忘れてたけど祝いたい
いろいろあるが、食べて寝て仕事しては普通にやらなければならない。朝ごはんを食べながら、千歳とお互い今日の予定を確認している時、千歳が言った。
『午後ケーキ買ってくるな、どんなケーキ食べたい?』
その言葉に、俺は今日が何の日だったか気づいた。
「あ、そういや今日、俺誕生日だ!」
『自分の誕生日忘れるな! 何か食べたいものあったら作るぞ』
「うーん、鶏のゆず照り焼きか、揚げない唐揚げ」
『よし。あとは、サラダとパスタでも作るか』
「ありがとう」
スマホを見たら、おっくんにも狭山さんにもおたおめをもらっていて、俺は自分の誕生日すら忘れていた自分を恥じた。祝ってくれる人たちがいて、本当にありがたいな……。

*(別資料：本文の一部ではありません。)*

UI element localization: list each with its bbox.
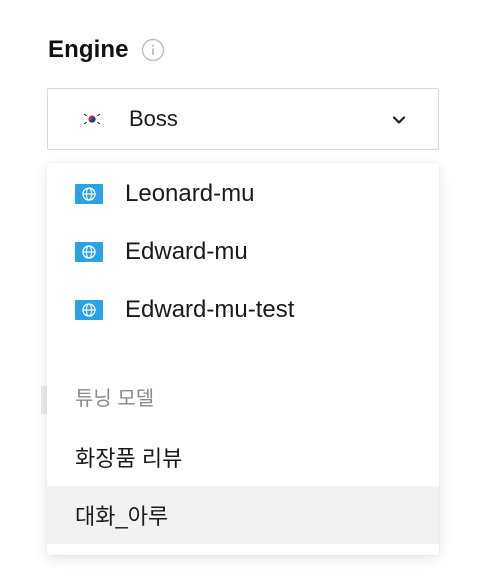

そういうわけで夜。メニューは、エビとブロッコリーのサラダ、ツナトマトパスタ、鶏のゆず照り焼き、レモンのチーズスフレケーキ。
「わーい、ごちそう」
『お前も31歳か』
いただきますをした後、千歳はパスタを頬張り、なぜかため息をついた。
『去年の今日、お前ももう30だし、絶対1年でお前といい女くっつけてやろうと思ってたのに、何の成果もなかった……』
「そ、それは大変申し訳ない……」
俺は縮こまった。
「で、でも、この1年で、好きな人のこと好きって自覚できたし、それをささやかな進歩ということにさせていただけないでしょうか……?」
俺はブロッコリーを口に入れた。ほどよくマヨネーズがきいておいしい。
『好きな人を好きって自覚? どういうことだ?』
千歳は訝しげな顔で首を傾げた。
「いや、その、好きな人はずっといたんだよ、ただ俺が、その人を好きだって気持を自覚したのがここ1年という話」
『ややこしいな、お前』
「まあその、いろいろあって、好きにならないようにがんばってた節はあった。でもその努力は無駄だったなって」
『別に応援しないわけじゃないけど、脈ありそうな女がいたら即乗り換えるくらいの気概でいろよ』
「難しいことをおっしゃる」
ツナトマトパスタおいしいな。ゆず照り焼きもいつもの味でおいしい。
俺は、千歳と、すなわち俺の好きな人と、毎日食卓を囲めれば、それだけで人生満たされてるんだけどな。
夕飯の後、千歳が小さめの箱をくれた。
『一応、これプレゼントな』
「わ、ありがとう!」
何だろう?
『もっとお前を健康にしようと思って』
「何……あ、スマートウォッチ!」
出てきたのは、スリムなデザインのスマートウォッチだった。
『睡眠とか心拍とかストレスとか測れるやつ。他にも使えるみたいだけど、それは本人が設定しないとダメだって』
「助かる。ちゃんとした腕時計なかったから」
新卒の時、腕時計は一度用意したのだが、退職後まったく手入れしていないし、正確に時を刻む保証がまったくないんだよな。
そういう訳で俺はスマートウォッチユーザーになったのだったが、心拍数だのストレス値だのをネットに流すということは、俺のファンを名乗る謎人物に俺の心拍数だのストレス値だのを流すのと同義だと気づくのは、後の話になる。